Sobre a mesma precariedade constitutiva, e ao lado das redes já citadas, outras duas redes
sociais se estruturam, visando minimizar, com os recursos que dispõem e mobilizam, o
sofrimento de seus integrantes presos. A primeira é a rede de religiosos evangélicos, os
“crentes”, que vivem um cotidiano à parte dentro dos presídios, integralmente dedicado ao
louvor religioso. Nos últimos anos, a conversão se consolidou como uma das únicas vias de
saída da “vida do crime” legitimadas pela população carcerária paulista. Convertendo-se, um
preso desobriga-se de suas pendências com o “crime” e adentra em espaços de convivência,
redes de sociabilidade e apoio totalmente diversos. Porém uma suspeita sempre recai sobre os
recém-convertidos, a suspeita da falsa conversão, da conversão utilitária, da fuga, da covardia,
do esconderijo, que Dexter canta em “8º Anjo”. Suspeita que é permanentemente colocada a
prova, pelos “crentes” e pelos outros, através de uma observação estrita do comportamento
do recém-convertido.

A outra rede é propriamente a do rap, do hip hop, da literatura, da arte, da “cultura”. Essa
rede, ainda que menos densa e mais fraca em termos econômicos, tem um enorme potencial
de amenizar o sofrimento daquele que vive na prisão sempre precária. Trata-se de uma rede
que também pode “salvar”, que também pode romper o círculo vicioso cadeia-crime(-morte),
sem a desvantagem de inspirar suspeitas. Em termos materiais seus aportes são restritos, suas
debilidades são supridas pelas múltiplas conexões que estabelece e pelo respeito que inspira
nas demais redes que compõem o universo prisional. Sua principal força reside no nível da
subjetividade, da constituição de sujeitos diferenciados, exemplares, admiráveis, não só por
fazer reverberar por todo o mundo a precariedade das instituições prisionais paulistas, mas
por fazê-lo de forma contudente, apaixonada, lúcida, crítica, e principalmente, desde dentro.

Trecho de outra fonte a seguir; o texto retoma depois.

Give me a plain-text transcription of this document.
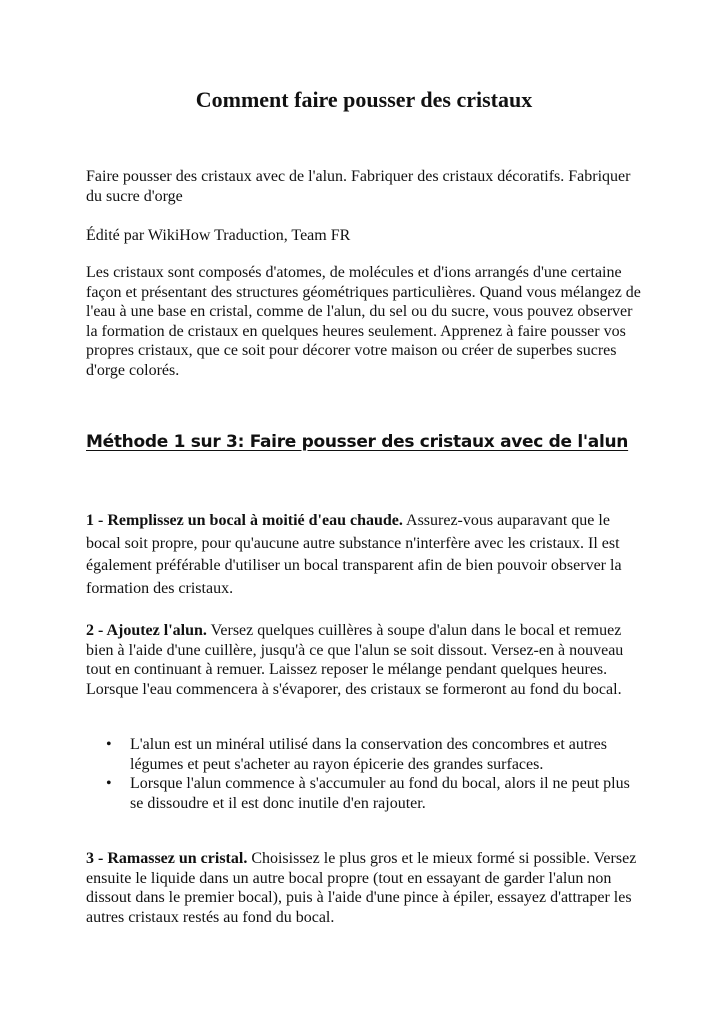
Comment faire pousser des cristaux

Faire pousser des cristaux avec de l'alun. Fabriquer des cristaux décoratifs. Fabriquer du sucre d'orge

Édité par WikiHow Traduction, Team FR

Les cristaux sont composés d'atomes, de molécules et d'ions arrangés d'une certaine façon et présentant des structures géométriques particulières. Quand vous mélangez de l'eau à une base en cristal, comme de l'alun, du sel ou du sucre, vous pouvez observer la formation de cristaux en quelques heures seulement. Apprenez à faire pousser vos propres cristaux, que ce soit pour décorer votre maison ou créer de superbes sucres d'orge colorés.

Méthode 1 sur 3: Faire pousser des cristaux avec de l'alun

1 - Remplissez un bocal à moitié d'eau chaude. Assurez-vous auparavant que le bocal soit propre, pour qu'aucune autre substance n'interfère avec les cristaux. Il est également préférable d'utiliser un bocal transparent afin de bien pouvoir observer la formation des cristaux.

2 - Ajoutez l'alun. Versez quelques cuillères à soupe d'alun dans le bocal et remuez bien à l'aide d'une cuillère, jusqu'à ce que l'alun se soit dissout. Versez-en à nouveau tout en continuant à remuer. Laissez reposer le mélange pendant quelques heures. Lorsque l'eau commencera à s'évaporer, des cristaux se formeront au fond du bocal.

• L'alun est un minéral utilisé dans la conservation des concombres et autres légumes et peut s'acheter au rayon épicerie des grandes surfaces.
• Lorsque l'alun commence à s'accumuler au fond du bocal, alors il ne peut plus se dissoudre et il est donc inutile d'en rajouter.

3 - Ramassez un cristal. Choisissez le plus gros et le mieux formé si possible. Versez ensuite le liquide dans un autre bocal propre (tout en essayant de garder l'alun non dissout dans le premier bocal), puis à l'aide d'une pince à épiler, essayez d'attraper les autres cristaux restés au fond du bocal.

No começo do século XXI, cada cela recém-construída é o potencial “escritório” de um poeta
ou romancista, o “estúdio” de músicos e desenhistas. A estruturação dessa rede está em curso,
o peso político, simbólico e econômico que assumirá no futuro próximo não está dado de
antemão. Cabe a quem a tece dizer (ou cantar) a extensão e força de seus fios.